Masaya yaklaştığımızda, Sultan abla önümüzde durdu. Ben Ekrem abinin yanından Sultan ablanın yanına gitmiştim. Sultan ablamın koluna girdiğimde bende onun gibi masaya bakıyordum.
Sultan abla upuzun masaya bakarak;
"Uyyyy meryemim bu nedur"
"Ne nedur da "
"Bu senin"
"Evet bu benim kocaman geniş güzel ailem"
"Oy nenem, duan kabul olmuş benim güzel karadenizim"
"Öyle ablam, senin şive ne oldu kız"
"Geldiğimde sinirliydim Karadenizim"
Sultan ablanın yanağını öperek, masaya döndüm. Herkes bize bakarken ;
"Babam, amcam, annem ve yengem artık mutfağımızın yeni ve büyük yardımcısı Sultan abla ve Ekrem abi"
"Biliyoruz kızı"
Babama gülerek bakarak tekrar Sultan ablama döndüm;
"Bak sultan abla, babam, amcam, annem ve yengemler bunlar"
"Vayy gençmişler"
"Öyleler, bunlar eltilerim ve kayınlarım. görümcelerim yok"
"Uy heç mi yok gız,"
"Yok sultan ablam var. evlerindeler"
"Anladım, peki bende bilirsin arkadan konuşmak yok ha bunlar elti mi yoksa yılan mı"
"uhh Bunlar canıma can eltiler"
"hee eyi da"
"Bunları tanıyorsun Devran ve Dağhan"
"Uy senin gözünün aydınlıkların, yiğitlerin Leylam ve Gülcan'ım. habu kimdur Devranın yanında ki"
"Hee o mu Avşin, bizim halamız ama benimle yaşıt ama en önemlisi Devranın karısı"
"uHH Ne dersun "
"Yaaa, şimdilik dini nikahlılar "
"Anladum"
"Bak bu iki hanım ve yanındaki genç kızlar babamın kız kardeşleri ve yeğenleri"
"Uy ander gaybana"
"Vuhhh yavaş daa"
"Nedur yani aynı guguvağa benziyorlar( baykuş)"

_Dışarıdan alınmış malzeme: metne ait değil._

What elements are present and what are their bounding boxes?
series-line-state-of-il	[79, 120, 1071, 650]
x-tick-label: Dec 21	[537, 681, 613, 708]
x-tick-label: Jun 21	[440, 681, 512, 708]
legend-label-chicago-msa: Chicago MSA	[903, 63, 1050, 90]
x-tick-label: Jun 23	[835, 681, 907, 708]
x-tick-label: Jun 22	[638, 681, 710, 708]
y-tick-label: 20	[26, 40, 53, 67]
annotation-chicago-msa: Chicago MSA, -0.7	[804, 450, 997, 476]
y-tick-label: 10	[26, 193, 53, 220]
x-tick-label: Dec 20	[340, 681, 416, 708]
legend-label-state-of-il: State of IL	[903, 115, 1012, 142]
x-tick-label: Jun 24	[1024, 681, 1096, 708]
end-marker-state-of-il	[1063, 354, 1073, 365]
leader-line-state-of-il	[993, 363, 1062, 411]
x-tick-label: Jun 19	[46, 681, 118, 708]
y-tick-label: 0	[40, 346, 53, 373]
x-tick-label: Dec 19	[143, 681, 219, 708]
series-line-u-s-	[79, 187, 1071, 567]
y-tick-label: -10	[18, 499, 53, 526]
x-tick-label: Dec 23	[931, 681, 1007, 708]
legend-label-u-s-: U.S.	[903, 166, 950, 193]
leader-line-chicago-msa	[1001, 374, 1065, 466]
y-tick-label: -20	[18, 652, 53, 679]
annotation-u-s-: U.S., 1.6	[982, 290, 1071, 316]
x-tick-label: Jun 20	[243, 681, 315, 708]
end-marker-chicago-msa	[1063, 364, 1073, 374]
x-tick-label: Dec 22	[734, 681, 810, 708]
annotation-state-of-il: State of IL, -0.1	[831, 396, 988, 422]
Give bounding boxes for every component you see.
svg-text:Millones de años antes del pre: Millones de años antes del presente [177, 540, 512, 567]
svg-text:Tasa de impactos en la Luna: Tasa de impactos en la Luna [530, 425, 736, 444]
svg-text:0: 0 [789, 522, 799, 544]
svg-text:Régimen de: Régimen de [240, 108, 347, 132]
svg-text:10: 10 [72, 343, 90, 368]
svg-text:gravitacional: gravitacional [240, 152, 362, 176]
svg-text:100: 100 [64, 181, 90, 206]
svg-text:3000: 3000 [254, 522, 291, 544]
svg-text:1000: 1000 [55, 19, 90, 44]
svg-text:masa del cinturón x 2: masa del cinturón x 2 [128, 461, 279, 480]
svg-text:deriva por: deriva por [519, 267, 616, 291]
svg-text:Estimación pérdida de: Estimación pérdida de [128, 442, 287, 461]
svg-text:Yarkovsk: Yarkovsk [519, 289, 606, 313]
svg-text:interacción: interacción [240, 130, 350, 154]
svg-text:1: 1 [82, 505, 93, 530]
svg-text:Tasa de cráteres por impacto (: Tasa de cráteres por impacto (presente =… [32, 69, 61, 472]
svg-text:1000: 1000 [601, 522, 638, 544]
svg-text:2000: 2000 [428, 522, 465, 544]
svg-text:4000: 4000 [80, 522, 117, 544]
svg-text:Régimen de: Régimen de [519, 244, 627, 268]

Ağızımı açıyordum ki, avluya mutfakta ellerinde böreklerle Mina ve Talha girdi. Sultan abla Mina ve Talha'yı görünce elini yumruk yapıp kafama vurarak;
"Ne ettun bu anderlere, zayıflamışlar. seni sultansız kal hemi karadeniz"
"UFFFF kafam, ee sen geldin pakarsun da "
"Pakarum da, sen önce kendine ve karnındaki uşaklara bak"
Masada herkes gülerken, Mustafa galiba Sultan ablamın kafama vurmasına hafif sinirlenmiş gibi ciddi bir şekilde bakıyordu. Sultan abla birden;
"Aha şu üç tane yan yana oturan yiğitler kim peki"
"Onlar mı? şu ikisi benim herifin dosttu ömürlük dostları, şu esmer olan, sana şaşkınca bakan benim herifin amca oğlu Baran abim. Yanındaki Hazar ağa diğer yanındaki Başağın kocası Bedirhan ağa. Yani anlayacağın en büyük kayınlarım bunlar benim"
"Vuuuhh yağuz uşaklar kızz, Hao Başak ne güzel olmuş hamilelik yakışmış kızıma"
"Öyle bir tane daha hamilemiz var o da Baran ağamın karısı Zümrüt anasına gitmiş"
"Anladum, peki hao ortadaki pekar dimi"
"Hee ne edecesun"
"Karuşturma "
"Tamam sultanım, bak şimdi şu kenarda duran dört kız senin, dört tanede oğlun olacak sonra tanıştırırım seni."
"Uh benim kızların öyle mi"
"Evet senin ve ekrem abimin ne söz söylet nede üzülmelerine fırsat ver. Eti senin kemikleri de senin."
"Uy Allah bana dört kız verdi öyle mi"
"Hee hadi al kızlarını tanış"
Ayşegül gayet mutlu bir şekilde diğer kızları da alıp Sultan ablanın yanına gelmişlerdi. Sultan abla mutfağı sorunca kızlar onları alıp gitmişlerdi. Ekrem abi yanıma geldiğinde, başımla gidebilirsin dediğimde gülerek oda mutfağa doğru gitmişti.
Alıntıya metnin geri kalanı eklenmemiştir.